Hace unas semanas, no sé si pudieron echarle un vistazo, proclamé una falsa confesión en el título de esta columna: soy un facha, rezaba. Que no es cierto, que ya, ¿qué me van a contar? Pero lo hice como ejercicio desesperado ante la rampante tontería que tenemos que padecer quienes defendemos el régimen democrático y constitucional que nos dimos hace unos años ya. Para ser realistas, que nos dieron, porque, como muchos otros, entonces yo no tenía ni edad ni condición para darme nada, sino que lo recibimos dado por quienes con mucha ambición, acierto y bastante suerte, soñaron que un país triste, gris y sometido podría construirse con éxito.

Triste, gris y sometido lo era porque, hasta tal día como hoy, pero en el 75, quien era jefe del Estado no abandonó este mundo.

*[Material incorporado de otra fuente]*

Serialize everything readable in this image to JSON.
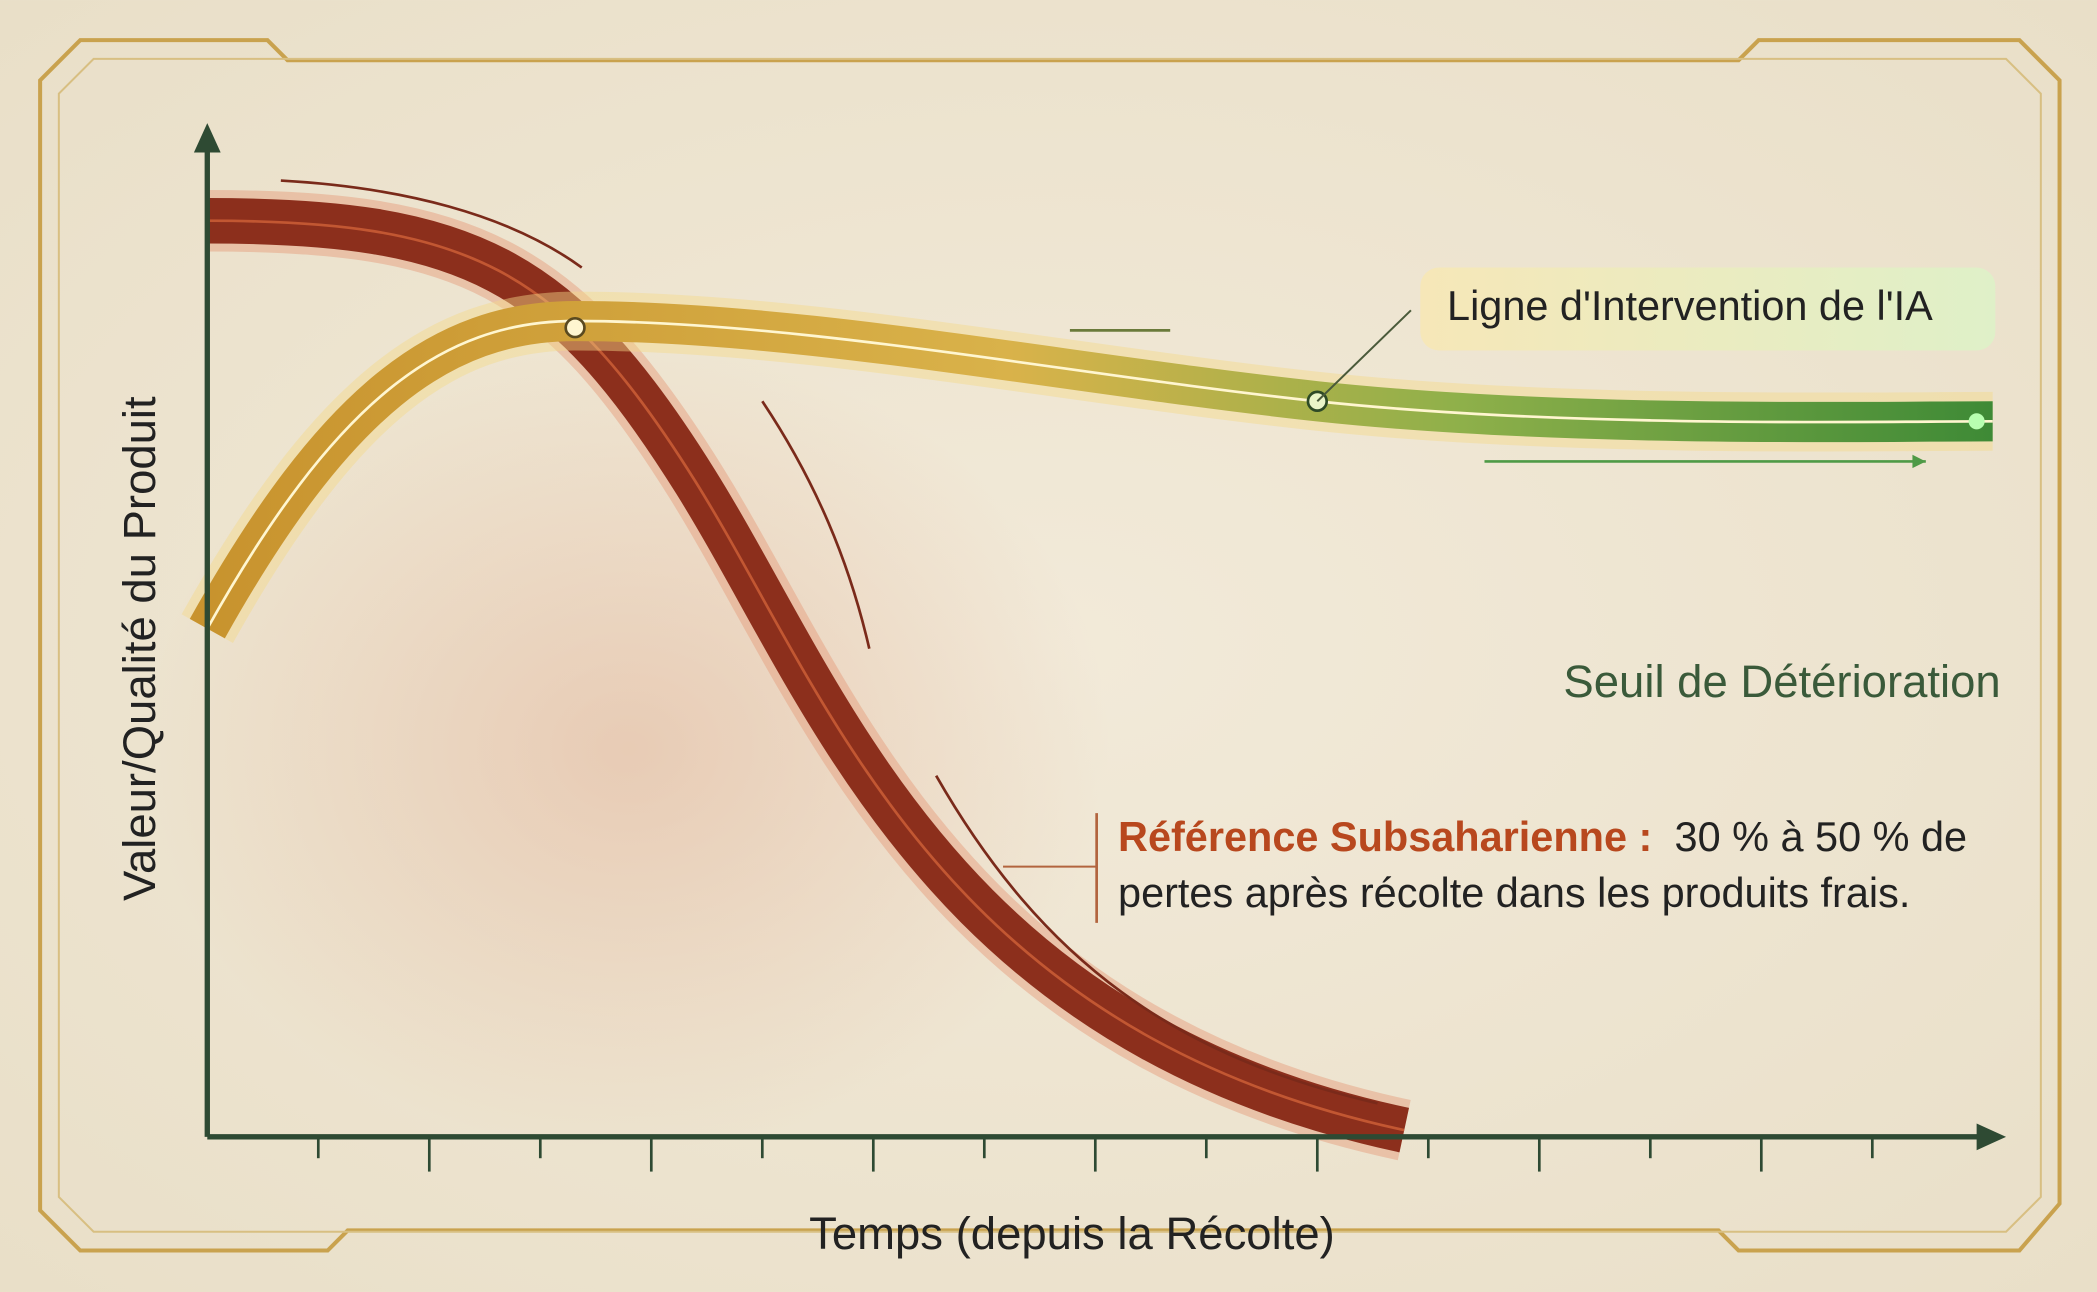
{
  "axes": {
    "y_label": "Valeur/Qualité du Produit",
    "x_label": "Temps (depuis la Récolte)"
  },
  "labels": {
    "ai_line": "Ligne d'Intervention de l'IA",
    "threshold": "Seuil de Détérioration"
  },
  "annotation": {
    "highlight": "Référence Subsaharienne :",
    "lines": [
      "30 % à 50 % de",
      "pertes après récolte dans les produits frais."
    ]
  }
}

Franco sostuvo con mano dura un régimen totalitario que la Transición superó, no de forma inmediata, sino progresiva. La dictadura franquista, cruel como pocas, aunque adormecida en su juicio por una revisión histórica demasiado amable en ocasiones, no merece ser rescatada del pozo infame donde debe quedar situada para siempre, pero la sucesión de gestos y de gestas que nos trajeron como país de allí hasta aquí tampoco merecen ser vapuleadas con la frivolidad y ligereza de aquellos a los que este sistema democrático no les sirve.

La machacona repetición del supuesto agotamiento de nuestro sistema constitucional, de la insuficiencia del modelo autonómico, de que todo lo que ha costado mucho esfuerzo alcanzar ya no es bastante, con todos sus errores, no debe ser útil para ubicar a quienes nos identificamos con los valores democráticos actuales, incluso desde una percepción crítica, como defensores del sistema liberticida que esta democracia enterró. Lo que aquí se hizo fue acabar con el franquismo, no perpetuarlo. Por eso no somos fachas los que defendemos el espíritu y los logros de la Transición.

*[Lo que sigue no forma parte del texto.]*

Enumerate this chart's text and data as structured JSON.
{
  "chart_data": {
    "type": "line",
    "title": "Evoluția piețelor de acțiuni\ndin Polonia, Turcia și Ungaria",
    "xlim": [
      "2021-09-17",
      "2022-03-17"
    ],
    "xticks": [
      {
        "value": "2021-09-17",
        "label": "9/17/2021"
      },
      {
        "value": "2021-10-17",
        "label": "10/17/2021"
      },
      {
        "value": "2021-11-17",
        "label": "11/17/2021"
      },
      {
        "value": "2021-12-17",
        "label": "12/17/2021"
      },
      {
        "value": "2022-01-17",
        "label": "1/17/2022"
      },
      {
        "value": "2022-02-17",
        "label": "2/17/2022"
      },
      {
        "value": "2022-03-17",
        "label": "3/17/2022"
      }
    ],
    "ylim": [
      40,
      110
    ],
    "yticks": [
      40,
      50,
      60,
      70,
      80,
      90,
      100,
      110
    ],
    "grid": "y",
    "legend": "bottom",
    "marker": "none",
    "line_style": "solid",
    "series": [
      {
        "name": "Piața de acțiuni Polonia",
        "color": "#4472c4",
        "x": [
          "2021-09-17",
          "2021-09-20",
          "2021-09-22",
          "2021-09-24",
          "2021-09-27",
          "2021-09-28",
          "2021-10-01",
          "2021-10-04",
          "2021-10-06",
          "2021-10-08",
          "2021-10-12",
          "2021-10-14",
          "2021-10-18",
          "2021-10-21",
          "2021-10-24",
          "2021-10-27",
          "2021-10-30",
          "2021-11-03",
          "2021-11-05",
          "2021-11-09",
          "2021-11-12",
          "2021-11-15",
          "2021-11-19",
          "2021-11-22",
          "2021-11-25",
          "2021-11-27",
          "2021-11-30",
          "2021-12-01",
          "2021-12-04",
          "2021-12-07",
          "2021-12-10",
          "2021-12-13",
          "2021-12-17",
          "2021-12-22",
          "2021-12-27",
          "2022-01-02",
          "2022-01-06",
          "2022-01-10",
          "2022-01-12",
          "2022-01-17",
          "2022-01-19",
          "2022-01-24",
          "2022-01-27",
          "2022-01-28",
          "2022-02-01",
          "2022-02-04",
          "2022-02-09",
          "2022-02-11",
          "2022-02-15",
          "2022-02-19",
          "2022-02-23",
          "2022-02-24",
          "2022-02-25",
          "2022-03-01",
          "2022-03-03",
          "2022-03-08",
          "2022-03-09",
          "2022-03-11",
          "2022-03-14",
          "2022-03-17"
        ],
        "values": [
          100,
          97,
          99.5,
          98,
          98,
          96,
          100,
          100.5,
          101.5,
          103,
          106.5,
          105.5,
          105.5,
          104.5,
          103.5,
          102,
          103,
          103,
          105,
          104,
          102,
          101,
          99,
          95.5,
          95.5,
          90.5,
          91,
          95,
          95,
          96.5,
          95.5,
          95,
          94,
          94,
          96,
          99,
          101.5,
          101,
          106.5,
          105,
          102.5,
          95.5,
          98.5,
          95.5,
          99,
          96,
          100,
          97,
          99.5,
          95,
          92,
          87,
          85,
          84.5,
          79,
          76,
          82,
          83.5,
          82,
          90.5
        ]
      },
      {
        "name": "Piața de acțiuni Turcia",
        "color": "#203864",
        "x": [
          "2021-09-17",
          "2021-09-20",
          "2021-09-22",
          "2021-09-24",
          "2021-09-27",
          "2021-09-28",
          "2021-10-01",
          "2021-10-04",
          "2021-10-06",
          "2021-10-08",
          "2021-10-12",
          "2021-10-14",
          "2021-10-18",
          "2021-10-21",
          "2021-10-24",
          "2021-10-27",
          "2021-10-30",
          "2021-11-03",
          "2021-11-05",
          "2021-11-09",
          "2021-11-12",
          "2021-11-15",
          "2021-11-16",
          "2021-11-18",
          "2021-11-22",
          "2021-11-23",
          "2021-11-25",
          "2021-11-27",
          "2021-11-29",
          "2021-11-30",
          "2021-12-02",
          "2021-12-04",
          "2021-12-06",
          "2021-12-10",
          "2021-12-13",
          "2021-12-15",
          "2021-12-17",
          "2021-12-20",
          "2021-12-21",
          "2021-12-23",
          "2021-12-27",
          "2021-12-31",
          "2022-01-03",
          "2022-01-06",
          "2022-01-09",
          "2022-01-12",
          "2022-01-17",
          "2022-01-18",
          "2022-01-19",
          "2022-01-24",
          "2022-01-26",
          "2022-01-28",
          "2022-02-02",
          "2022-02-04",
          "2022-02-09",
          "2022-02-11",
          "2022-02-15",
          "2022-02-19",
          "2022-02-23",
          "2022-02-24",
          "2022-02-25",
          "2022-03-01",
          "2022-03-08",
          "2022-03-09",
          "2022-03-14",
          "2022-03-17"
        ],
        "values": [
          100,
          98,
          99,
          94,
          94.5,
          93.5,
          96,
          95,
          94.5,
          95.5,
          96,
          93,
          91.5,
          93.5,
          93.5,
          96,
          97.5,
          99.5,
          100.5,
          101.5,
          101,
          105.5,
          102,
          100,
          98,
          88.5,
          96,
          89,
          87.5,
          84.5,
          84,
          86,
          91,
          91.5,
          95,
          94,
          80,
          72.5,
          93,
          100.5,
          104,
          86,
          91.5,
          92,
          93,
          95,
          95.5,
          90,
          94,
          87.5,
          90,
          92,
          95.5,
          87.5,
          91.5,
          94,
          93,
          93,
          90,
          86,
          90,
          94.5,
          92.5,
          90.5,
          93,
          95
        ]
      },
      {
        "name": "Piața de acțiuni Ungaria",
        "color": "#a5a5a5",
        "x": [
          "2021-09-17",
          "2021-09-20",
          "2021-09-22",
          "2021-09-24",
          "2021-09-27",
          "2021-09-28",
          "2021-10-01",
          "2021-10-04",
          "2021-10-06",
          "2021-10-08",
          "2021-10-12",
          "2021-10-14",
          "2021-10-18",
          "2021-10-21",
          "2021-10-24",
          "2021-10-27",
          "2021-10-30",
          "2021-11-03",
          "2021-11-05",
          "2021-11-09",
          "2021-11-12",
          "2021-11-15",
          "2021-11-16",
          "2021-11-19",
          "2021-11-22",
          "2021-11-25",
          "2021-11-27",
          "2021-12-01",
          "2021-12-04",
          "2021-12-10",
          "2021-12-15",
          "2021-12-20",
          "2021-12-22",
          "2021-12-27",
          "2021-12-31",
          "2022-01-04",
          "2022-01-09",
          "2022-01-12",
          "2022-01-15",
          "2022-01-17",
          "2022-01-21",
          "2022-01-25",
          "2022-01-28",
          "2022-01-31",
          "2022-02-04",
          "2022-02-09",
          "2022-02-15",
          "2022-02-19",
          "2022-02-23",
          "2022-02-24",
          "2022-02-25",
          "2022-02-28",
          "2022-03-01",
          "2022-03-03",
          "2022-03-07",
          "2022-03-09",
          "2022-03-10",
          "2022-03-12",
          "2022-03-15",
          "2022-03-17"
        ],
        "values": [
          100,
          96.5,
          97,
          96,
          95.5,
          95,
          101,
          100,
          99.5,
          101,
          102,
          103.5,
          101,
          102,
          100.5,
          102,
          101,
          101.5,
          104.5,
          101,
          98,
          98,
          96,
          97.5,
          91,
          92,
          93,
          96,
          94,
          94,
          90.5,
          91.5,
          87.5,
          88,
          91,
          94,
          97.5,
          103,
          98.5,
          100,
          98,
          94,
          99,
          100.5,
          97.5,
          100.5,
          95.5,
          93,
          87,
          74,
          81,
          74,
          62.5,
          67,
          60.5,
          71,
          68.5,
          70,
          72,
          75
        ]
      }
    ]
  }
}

Esto que he escrito, si se preguntara a cualquiera que el 20-N de 1975 no estuviera velando la capilla ardiente de Franco, sino ilusionado por la perspectiva de futuro que se abría al país entero, en un momento donde cabía aún lo mejor y lo peor de nuestra historia, sería contestado sin la menor duda. Los que lucharon contra Franco y aún viven deben alucinar cuando hoy, 20-N de 2017, son cuestionados en sus convicciones si no corean los delicados mantras del "esto no nos vale", "son presos políticos", "aquí se violan sistemáticamente los derechos humanos", "son unos fachas". Ellos, unos verdaderos héroes. Yo no estuve en el entierro de Franco. Yo o voté la Constitución. Pero no habría estado y la habría votado. Me siento orgulloso de esa parte de la historia de mi país, que supo conquistar la libertad hasta para los incautos que hoy la golpean. La reivindico. Porque para no ser facha, no es preciso mentir.